Company LLP/OPC Secretarial Services
OPC and Limited Liability Partnership are two different Business Structures governed by two different acts namely Companies Act and Limited Liability Partnership Act respectively. The concept of One Person Company encourages single and enthusiastic entrepreneurs to operate their own venture. However, Limited Liability Partnership requires two persons for incorporation. Here we have compared two important form of business- OPC and LLP.
Do you want to start a new business but have confusion as to what structure of business you should choose? This article might help you to ease your decision.
One Person Company (OPC) means a Company which has only one person as its member. An OPC is effectively a company that has only one shareholder as its member.
A Limited Liability Partnership (LLP) is the form of the business where minimum two members are required and there is no limit on the maximum number of members. The liability of the members of an LLP is limited.
Comparison between OPC and LLP
There are few similarities as well as a few differences between the OPC and Limited Liability Partnership. Let us discuss both here for your better understanding.

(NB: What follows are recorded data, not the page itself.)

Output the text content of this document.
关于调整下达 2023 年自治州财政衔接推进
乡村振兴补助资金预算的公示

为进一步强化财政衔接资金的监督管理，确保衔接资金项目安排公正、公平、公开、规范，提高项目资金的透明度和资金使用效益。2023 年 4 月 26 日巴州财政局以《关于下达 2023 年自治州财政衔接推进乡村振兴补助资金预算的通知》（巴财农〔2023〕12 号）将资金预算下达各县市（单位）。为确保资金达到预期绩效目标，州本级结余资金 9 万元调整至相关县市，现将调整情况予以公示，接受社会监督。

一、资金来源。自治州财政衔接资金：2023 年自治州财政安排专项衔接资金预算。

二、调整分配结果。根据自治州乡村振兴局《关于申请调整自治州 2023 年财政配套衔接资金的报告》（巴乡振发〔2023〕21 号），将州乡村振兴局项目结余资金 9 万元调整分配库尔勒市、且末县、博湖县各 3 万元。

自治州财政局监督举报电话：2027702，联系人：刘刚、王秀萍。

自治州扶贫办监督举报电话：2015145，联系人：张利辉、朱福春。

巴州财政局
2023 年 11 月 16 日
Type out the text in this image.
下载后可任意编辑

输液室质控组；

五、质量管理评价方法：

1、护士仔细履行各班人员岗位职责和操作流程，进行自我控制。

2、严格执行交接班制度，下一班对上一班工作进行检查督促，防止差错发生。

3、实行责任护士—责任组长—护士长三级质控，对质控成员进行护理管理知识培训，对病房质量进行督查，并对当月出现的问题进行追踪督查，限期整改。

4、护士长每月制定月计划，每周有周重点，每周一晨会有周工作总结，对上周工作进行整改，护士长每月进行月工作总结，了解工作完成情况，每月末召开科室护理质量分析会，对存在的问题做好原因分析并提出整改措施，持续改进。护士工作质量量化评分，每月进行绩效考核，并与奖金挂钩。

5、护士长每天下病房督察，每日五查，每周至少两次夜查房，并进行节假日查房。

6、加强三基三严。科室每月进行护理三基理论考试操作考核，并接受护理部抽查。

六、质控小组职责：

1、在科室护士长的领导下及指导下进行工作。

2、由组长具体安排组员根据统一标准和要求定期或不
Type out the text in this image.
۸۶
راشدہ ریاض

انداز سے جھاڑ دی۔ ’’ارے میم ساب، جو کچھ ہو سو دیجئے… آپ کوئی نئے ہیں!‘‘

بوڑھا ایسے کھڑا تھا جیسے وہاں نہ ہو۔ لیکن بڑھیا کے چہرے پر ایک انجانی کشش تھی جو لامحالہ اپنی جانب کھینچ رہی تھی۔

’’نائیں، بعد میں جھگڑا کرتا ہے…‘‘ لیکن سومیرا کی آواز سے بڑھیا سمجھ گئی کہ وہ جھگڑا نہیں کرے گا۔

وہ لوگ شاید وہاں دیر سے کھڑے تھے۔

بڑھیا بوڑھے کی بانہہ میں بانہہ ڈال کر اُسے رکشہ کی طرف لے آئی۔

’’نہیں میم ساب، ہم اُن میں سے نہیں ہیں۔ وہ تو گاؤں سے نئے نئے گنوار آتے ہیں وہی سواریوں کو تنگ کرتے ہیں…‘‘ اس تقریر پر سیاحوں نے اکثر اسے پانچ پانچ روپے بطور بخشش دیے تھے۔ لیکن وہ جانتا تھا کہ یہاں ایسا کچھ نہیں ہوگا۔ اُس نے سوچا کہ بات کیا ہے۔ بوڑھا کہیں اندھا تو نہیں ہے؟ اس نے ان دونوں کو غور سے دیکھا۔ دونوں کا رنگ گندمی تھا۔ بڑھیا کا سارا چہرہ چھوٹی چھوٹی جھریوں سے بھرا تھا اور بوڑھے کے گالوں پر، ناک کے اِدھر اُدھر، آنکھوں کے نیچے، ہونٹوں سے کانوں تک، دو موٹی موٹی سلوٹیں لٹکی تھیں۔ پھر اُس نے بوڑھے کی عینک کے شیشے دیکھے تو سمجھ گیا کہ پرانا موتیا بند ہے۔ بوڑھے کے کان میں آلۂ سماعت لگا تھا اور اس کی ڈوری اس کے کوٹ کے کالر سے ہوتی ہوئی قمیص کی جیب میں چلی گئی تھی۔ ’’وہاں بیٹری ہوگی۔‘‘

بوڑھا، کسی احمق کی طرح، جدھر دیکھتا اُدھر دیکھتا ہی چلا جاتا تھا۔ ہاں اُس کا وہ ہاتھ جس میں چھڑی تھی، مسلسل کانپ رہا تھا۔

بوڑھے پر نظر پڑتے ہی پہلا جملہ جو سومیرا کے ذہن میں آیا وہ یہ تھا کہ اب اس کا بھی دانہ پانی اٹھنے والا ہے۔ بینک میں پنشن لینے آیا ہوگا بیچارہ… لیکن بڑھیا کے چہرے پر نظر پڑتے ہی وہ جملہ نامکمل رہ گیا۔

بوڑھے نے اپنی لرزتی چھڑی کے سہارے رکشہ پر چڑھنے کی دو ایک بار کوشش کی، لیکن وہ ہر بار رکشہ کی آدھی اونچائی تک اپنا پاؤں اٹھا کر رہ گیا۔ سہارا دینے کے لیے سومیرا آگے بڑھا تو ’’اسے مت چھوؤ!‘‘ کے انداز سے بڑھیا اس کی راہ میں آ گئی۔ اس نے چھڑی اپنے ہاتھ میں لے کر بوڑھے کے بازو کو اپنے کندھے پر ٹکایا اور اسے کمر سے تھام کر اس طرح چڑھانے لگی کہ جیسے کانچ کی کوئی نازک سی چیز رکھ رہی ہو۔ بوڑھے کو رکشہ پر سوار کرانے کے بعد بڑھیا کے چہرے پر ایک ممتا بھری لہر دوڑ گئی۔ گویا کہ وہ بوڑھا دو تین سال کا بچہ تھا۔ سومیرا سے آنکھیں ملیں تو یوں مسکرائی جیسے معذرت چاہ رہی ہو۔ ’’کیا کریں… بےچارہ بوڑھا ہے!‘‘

Points of Difference | One Person Company | Limited Liability Partnership |
---|---|---|
Applicability | The One Person Company is incorporated by the provisions of the Companies Act 2013. | The Limited Liablity Partnership is incorporated by the provisions of the Limited Liability Partnership Act 2008. |
Registering Authority | The registrar of the company (ROC) is the registering authority for the company. | The registrar of the LLP is the registering authority for the LLP |
Number of members | The numbers of members to start a One Person Company is only one. It is necessary to appoint a nominee in case of OPC. | The number of members required is two for the incorporation of the LLP, but there is no maximum limit in LLP. |
Minimum Capital | Earlier minimum paid-up capital requires Rs 1Lakh to start a Company. After the amendment in 2015, there is no minimum capital required for incorporation of OPC. | In the case of LLP, no specific minimum paid-up capital required. | Compliances | In OPC, the statutory compliances costs are more. It required to maintain compliance as per the Income Tax Act and the Companies Act. | In LLP, the statutory compliances costs are less. | penalty on non-compliance | Up to 1 lakh | Up to 5 lakhs |
Audit Requirements | For the One Person Company, auditing is must irrespective of the amount of the share capital. | When turnover exceeds Rs 40 Lakhs in LLP, the auditing is required or in the case when a capital contribution is above Rs 25 Lakhs. |
Conversion | The conversion of OPC is allowed to a Private Limited Company after 2 years of incorporation. | The conversion of LLP is not allowed in this case. |
Inheritance of Entity | The OPC also has the separate legal entity but requires the nominee at the time of incorporation. | The LLP has the separate legal entity as well as perpetual succession. |
Taxation Benefit | 1.Wealth tax is charged at 1%, and the surcharge is applicable.2.A loan to the director is taxable.3.No uniformity in the rates of minimum alternative tax. | 1.Surcharge and the Wealth-tax are not applicable .2.A loan to partners is not taxable.3.There is uniformity in the rate of minimum alternative tax. |
Transferability | There is only one shareholder In OPC; therefore, shares are not transferable. However, the transfer of shares can be done after an amendment in AOA. | By making a written agreement before the notary public in the case of LLP, the shares can be transferred. |
Dissolution | The closure is done when the individual company shareholder is not active. NOC is obtained from the creditors before winding up of OPC. | The LLP liquidator is appointed to file the copy of the order to Tribunal with the registrar for LLP’s winding up. |
Similarities Between One Person Company and Limited Liability Partnership
- Separate legal entity: Both of them have separate legal entity. That means OPC or LLP is treated as a different individual in the eyes of law.
- Benefits on taxes: To the both types of business structures tax benefits are given. The tax benefits would be 30% from the profits.
- Limited Liability: In case of OPC the Sole owner and in case of LLP, the liabilities of the partners would be limited.
- Registration Process: Both the types of businesses are required to be registered with the Ministry of Corporate Affairs.